= LCDP =

LCDP is a community development organisation working across the city of Lincoln and the county of Lincolnshire.

==History==
Originally known as Lincoln Community Development Project, LCDP was initiated by the churches of Lincoln to address economic and community development within the city of Lincoln.

It was launched by a group of people in January 1997, led by Andrew Vaughan, industrial chaplain in Lincoln. On the origins of the project, Andrew has said the following:

"There were a lot of creative projects going on like the regeneration of Sessions House and new training schemes being put together, but I felt there was a missing ingredient," he said.

"I thought you can have all this opportunity for people but, unless they feel motivated themselves and supported in a way that forms aspirations, then the great things that were out there would remain untapped."

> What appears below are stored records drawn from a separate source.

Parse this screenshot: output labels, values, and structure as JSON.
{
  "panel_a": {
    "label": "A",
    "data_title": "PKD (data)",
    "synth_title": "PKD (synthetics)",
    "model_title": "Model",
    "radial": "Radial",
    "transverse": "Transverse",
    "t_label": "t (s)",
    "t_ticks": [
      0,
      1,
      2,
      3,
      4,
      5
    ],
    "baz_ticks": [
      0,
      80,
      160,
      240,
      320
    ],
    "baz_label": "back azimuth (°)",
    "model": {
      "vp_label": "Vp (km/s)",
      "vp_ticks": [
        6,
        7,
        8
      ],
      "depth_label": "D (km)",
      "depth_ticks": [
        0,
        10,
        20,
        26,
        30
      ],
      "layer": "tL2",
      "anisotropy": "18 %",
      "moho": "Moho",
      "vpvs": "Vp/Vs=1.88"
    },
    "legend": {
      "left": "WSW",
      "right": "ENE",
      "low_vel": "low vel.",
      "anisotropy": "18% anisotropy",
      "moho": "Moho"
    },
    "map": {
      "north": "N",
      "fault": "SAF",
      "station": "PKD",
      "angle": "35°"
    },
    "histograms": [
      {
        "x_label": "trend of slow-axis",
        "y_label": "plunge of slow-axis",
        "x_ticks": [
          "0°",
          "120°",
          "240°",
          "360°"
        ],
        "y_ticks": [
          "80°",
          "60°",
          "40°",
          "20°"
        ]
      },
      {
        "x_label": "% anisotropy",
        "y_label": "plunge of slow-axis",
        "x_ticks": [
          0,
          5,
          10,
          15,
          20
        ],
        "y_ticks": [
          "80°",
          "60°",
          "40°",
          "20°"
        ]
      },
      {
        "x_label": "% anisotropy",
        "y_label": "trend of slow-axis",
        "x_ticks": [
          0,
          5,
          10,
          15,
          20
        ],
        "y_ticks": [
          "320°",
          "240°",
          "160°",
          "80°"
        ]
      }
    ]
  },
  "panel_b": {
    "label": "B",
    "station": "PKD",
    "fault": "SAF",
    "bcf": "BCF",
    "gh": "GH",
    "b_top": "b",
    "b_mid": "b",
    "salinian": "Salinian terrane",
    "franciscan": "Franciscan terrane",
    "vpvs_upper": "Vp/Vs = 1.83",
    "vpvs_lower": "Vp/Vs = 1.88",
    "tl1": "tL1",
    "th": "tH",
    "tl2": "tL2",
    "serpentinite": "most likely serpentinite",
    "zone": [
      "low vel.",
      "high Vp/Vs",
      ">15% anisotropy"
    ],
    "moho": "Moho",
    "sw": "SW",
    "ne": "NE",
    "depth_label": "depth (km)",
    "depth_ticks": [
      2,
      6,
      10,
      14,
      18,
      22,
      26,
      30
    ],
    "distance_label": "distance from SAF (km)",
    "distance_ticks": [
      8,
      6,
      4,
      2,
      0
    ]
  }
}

The project now also provides training courses, funding advice and support to small organisations. Historically the LCDP provided small grants through the Community Chest scheme, but no longer does so.

The project is a Company Limited by Guarantee and has achieved charitable status.

== Funding ==
The project has received funding and support from a variety of UK and European based public and private funding streams. Present funding for the project comes from:
- European Social Fund
- European Regional Development Fund
- Neighbourhood Renewal Fund
- Lloyds TSB
- Safer & Stronger Communities Fund (SSCF)
- Big Lottery Fund
- Community Empowerment Fund
- Community Chest
- Single Programme
- Sure Start
- Lincolnshire NHS
- Urban Challenge
- City of Lincoln Council

== Neighbourhood Management Teams ==
In September 2006 LCDP received funding through the Neighbourhood Renewal Fund via the City of Lincoln Council to work in partnership to set up two Neighbourhood Management Teams, on the St Giles and Moorland estates of the City of Lincoln.

== BME Mental Health Project ==
In January 2007 LCDP began work with the local primary care trust to work with Black and minority ethnic groups across Lincolnshire to combat barriers preventing members of BME communities to access mental healthcare.